Matz nous propose ici une biographie condensée des moments marquants de l’enfance de son ami Étienne Weil et de la vie de sa famille durant la Seconde Guerre mondiale et sous l’Occupation allemande. Un travail de mémoire important réalisé grâce aux souvenirs d’Étienne et au manuscrit de son père…

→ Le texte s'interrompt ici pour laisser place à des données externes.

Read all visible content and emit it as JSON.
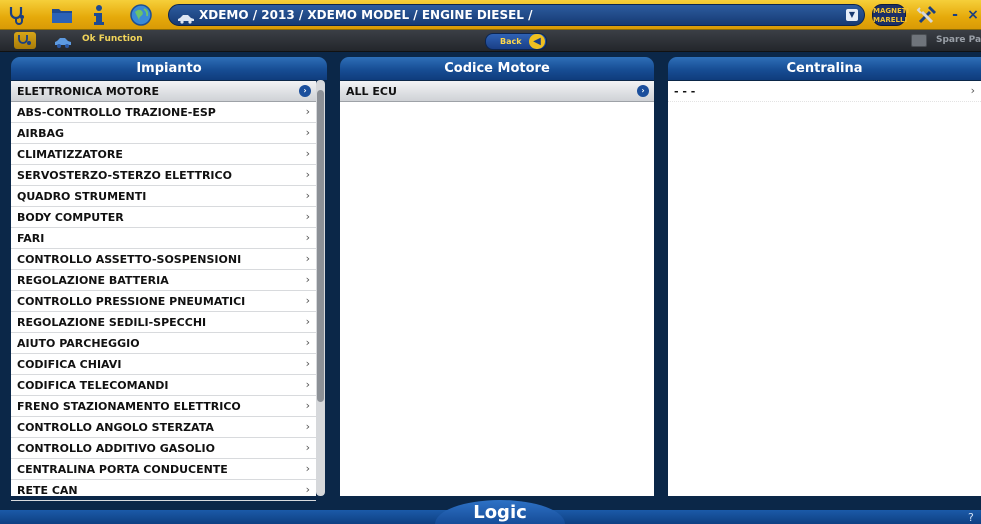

Le récit s’ouvre sur une illustration lumineuse, douce et colorée marquée par le bonheur et l’insouciance, avant de nous transporter dans la réalité d’une guerre qui va conduire les membres d’une famille à devoir régulièrement déménager et se séparer. Quand le père d’Étienne, Maurice, prend des risques pour trouver du travail hors de Paris et ainsi permettre à sa famille de se nourrir et de survivre, sa mère, Denise, fait de son mieux pour assurer la sécurité de son foyer et de ses deux garçons, Philippe et Étienne. Bien que l’autorité paternelle fasse loi, il est indéniable que cette mère se révèle très vite être une femme de caractère, qui saura, peut-être bien plus que son mari, prendre la température du climat ambiant et anticiper les événements. Une qualité précieuse dans un contexte de guerre asphyxiant où les dénonciations sont légion, les insultes, les injustices, les stigmatisations et brimades envers les personnes de confession juive de plus en plus importantes, le danger palpable…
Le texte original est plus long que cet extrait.